Now the greens want to regulate rocket launches lest they damage the ozone layer.
Here’s the first few paragraphs from the University of Colorado media release:
The global market for rocket launches may require more stringent regulation in order to prevent significant damage to Earth’s stratospheric ozone layer in the decades to come, according to a new study by researchers in California and Colorado.
Future ozone losses from unregulated rocket launches will eventually exceed ozone losses due to chlorofluorocarbons, or CFCs, which stimulated the 1987 Montreal Protocol banning ozone-depleting chemicals, said Martin Ross, chief study author from The Aerospace Corporation in Los Angeles.
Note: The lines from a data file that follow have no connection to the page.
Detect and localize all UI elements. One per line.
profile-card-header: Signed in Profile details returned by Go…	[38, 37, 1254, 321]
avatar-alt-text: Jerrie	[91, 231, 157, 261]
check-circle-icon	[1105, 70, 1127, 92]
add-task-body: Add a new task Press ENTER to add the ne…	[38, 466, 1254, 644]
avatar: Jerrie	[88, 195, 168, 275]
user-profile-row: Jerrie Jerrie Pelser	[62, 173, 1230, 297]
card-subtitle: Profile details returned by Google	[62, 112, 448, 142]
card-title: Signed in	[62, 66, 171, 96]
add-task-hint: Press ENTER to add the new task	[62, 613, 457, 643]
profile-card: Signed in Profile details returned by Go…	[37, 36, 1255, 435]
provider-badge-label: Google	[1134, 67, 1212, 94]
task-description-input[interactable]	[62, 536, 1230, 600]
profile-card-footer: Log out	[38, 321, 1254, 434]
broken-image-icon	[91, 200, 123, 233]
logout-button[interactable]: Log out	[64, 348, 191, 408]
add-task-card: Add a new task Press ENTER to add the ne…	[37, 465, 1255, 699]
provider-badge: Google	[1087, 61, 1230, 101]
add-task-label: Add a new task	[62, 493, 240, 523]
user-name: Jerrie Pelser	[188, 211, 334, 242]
The study, which includes the University of Colorado at Boulder and Embry-Riddle Aeronautical University, provides a market analysis for estimating future ozone layer depletion based on the expected growth of the space industry and known impacts of rocket launches.
“As the rocket launch market grows, so will ozone-destroying rocket emissions,” said Professor Darin Toohey of CU-Boulder’s atmospheric and oceanic sciences department. “If left unregulated, rocket launches by the year 2050 could result in more ozone destruction than was ever realized by CFCs.”
My first reaction was, “Oh my, we’re going to be trapped forever on the same planet with the greens!”
But on second thought, since no one really understands the continual fluctuations in stratospheric ozone to start with, nor do they understand (simple chemistry aside) the impact of CFCs on the ozone layer, and since there’s no evidence that any harm was ever caused to anyone or to the environment by whatever spotty thinning may have occurred during the 1980s and 1990s, this new study seems to be nothing more than yet another green anti-technology moment.
Besides, private rocket launches can’t be evil — Google is for them.